Return to List of Collections
To download a list of projects for this collection in an Excel spreadsheet, see the Project Index. For instructions on interpreting the Project Index, see The Guide to the Project Index.
To view the finding aid for this collection, see the Finding Aid at the Online Archive of California.
Douglas Baylis (1915-1971) &
Maggie Baylis (1912-1997)
Douglas Baylis graduated in 1941 with a Landscape Architecture degree from the University of California, Berkeley. Early influences in Berkeley included teacher H. Leland Vaughn and mentor Thomas Church. Following graduation, Baylis worked for Church for about four years and then started his own firm. He is often credited (with Church, Eckbo, and Royston) as one of the founders of the "California School" of modernism in Landscape Architecture. Maggie (Margaret) Hilbiber was, at the age of 16, one of three women in the University of Pennsylvania's entering architecture class. After two years she was forced to return to Washington to look for work because of the Depression, but opened a graphics studio with a partner in San Francisco in the mid-1940s. When Doug Baylis responded to Maggie Hilbiber's advertisement of "hands for hire," a decades-long professional and personal partnership began. Their earliest work included many modernist residential garden designs. Maggie and Doug Baylis are credited with pioneering a new "how-to" style of garden article writing that was eventually adopted by many popular magazines across the U.S. Most of their writing included illustrations by Maggie.

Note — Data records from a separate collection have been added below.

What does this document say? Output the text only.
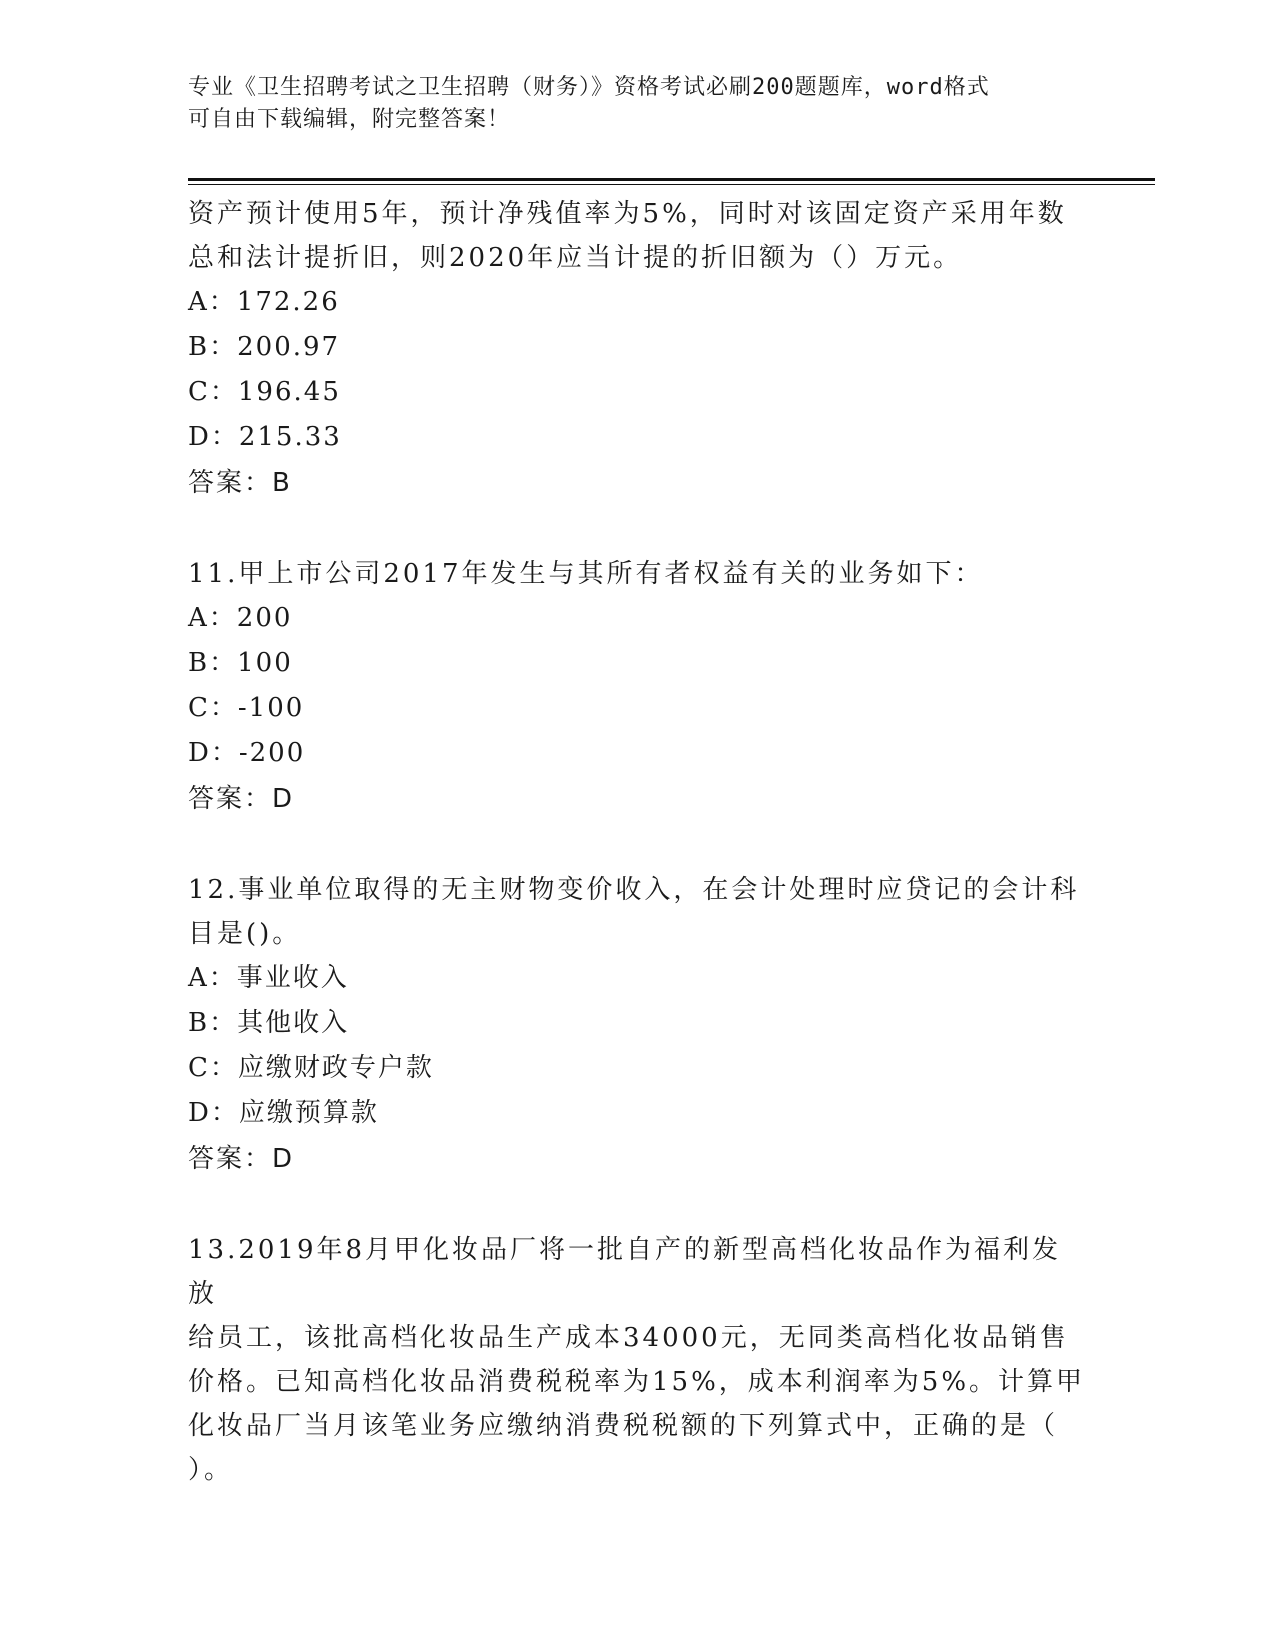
专业《卫生招聘考试之卫生招聘（财务）》资格考试必刷200题题库，word格式
可自由下载编辑，附完整答案！

资产预计使用5年，预计净残值率为5%，同时对该固定资产采用年数

总和法计提折旧，则2020年应当计提的折旧额为（）万元。

A：172.26

B：200.97

C：196.45

D：215.33

答案：B

11.甲上市公司2017年发生与其所有者权益有关的业务如下：

A：200

B：100

C：-100

D：-200

答案：D

12.事业单位取得的无主财物变价收入，在会计处理时应贷记的会计科

目是()。

A：事业收入

B：其他收入

C：应缴财政专户款

D：应缴预算款

答案：D

13.2019年8月甲化妆品厂将一批自产的新型高档化妆品作为福利发放

给员工，该批高档化妆品生产成本34000元，无同类高档化妆品销售

价格。已知高档化妆品消费税税率为15%，成本利润率为5%。计算甲

化妆品厂当月该笔业务应缴纳消费税税额的下列算式中，正确的是（

）。
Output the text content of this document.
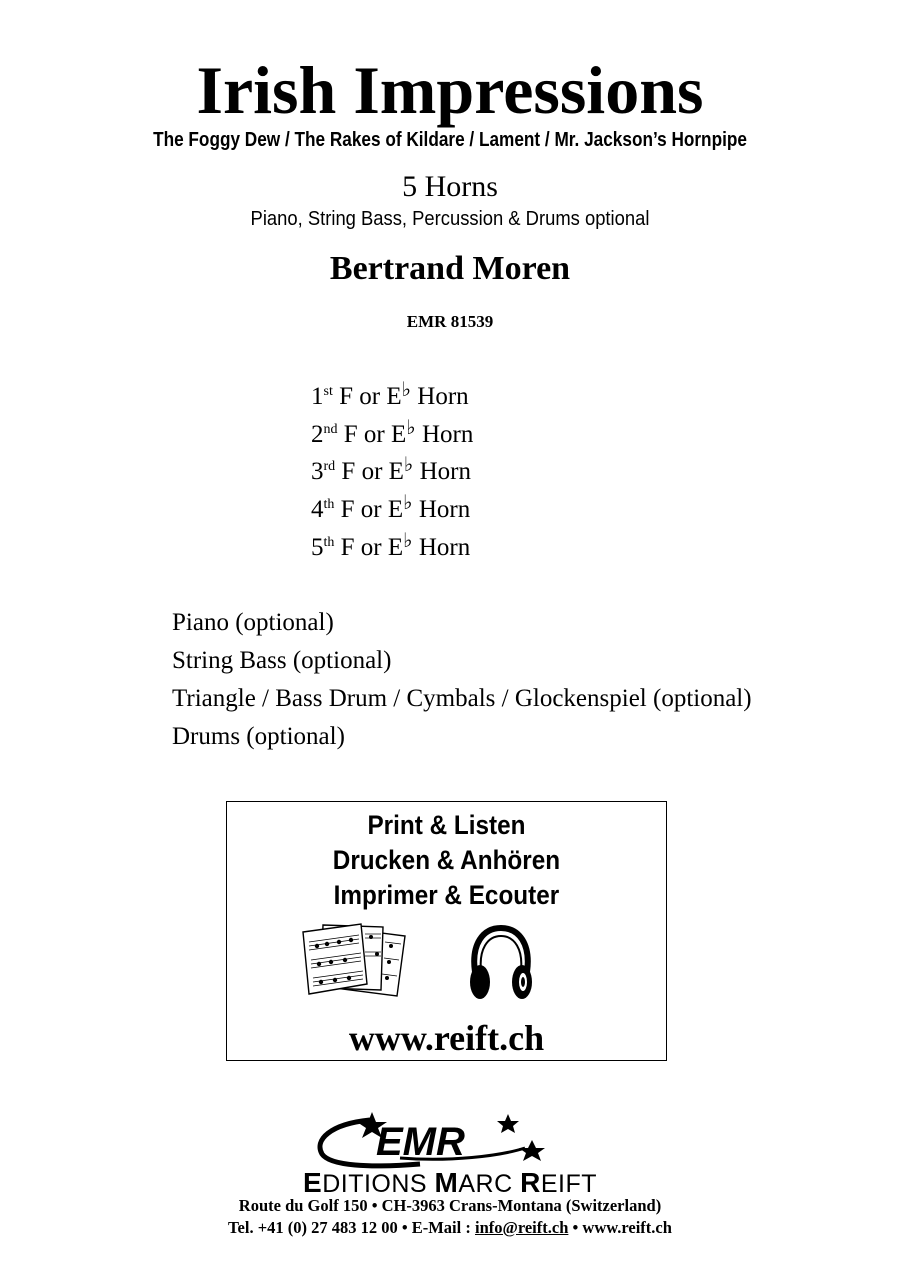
Irish Impressions
The Foggy Dew / The Rakes of Kildare / Lament / Mr. Jackson’s Hornpipe
5 Horns
Piano, String Bass, Percussion & Drums optional
Bertrand Moren
EMR 81539
1st F or E♭ Horn
2nd F or E♭ Horn
3rd F or E♭ Horn
4th F or E♭ Horn
5th F or E♭ Horn
Piano (optional)
String Bass (optional)
Triangle / Bass Drum / Cymbals / Glockenspiel (optional)
Drums (optional)
Print & Listen
Drucken & Anhören
Imprimer & Ecouter
www.reift.ch
EMR
EDITIONS MARC REIFT
Route du Golf 150 • CH-3963 Crans-Montana (Switzerland)
Tel. +41 (0) 27 483 12 00 • E-Mail : info@reift.ch • www.reift.ch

The Douglas and Maggie Baylis collection spans the years 1938-1998 and contains records relating to the Baylis firm's landscape design projects, publishing endeavors, and some personal items. The contents include personal papers, office files, project files, drawings, photographs, and writings. The records describe the Baylis commitment to the California landscape and its unique opportunities for indoor/outdoor living. The collection is useful for tracing the relationships between significant Bay Area designers of the 1950s and 1960s since many of the Baylis collaborators were also clients and friends. It is also a useful reference for research into modernism in landscape design, particularly the "California School" and Bay Area regional style. The collection also contains many of Maggie Baylis' illustrations, photographs and text from the monograph Doug wrote about architect Gordon Drake.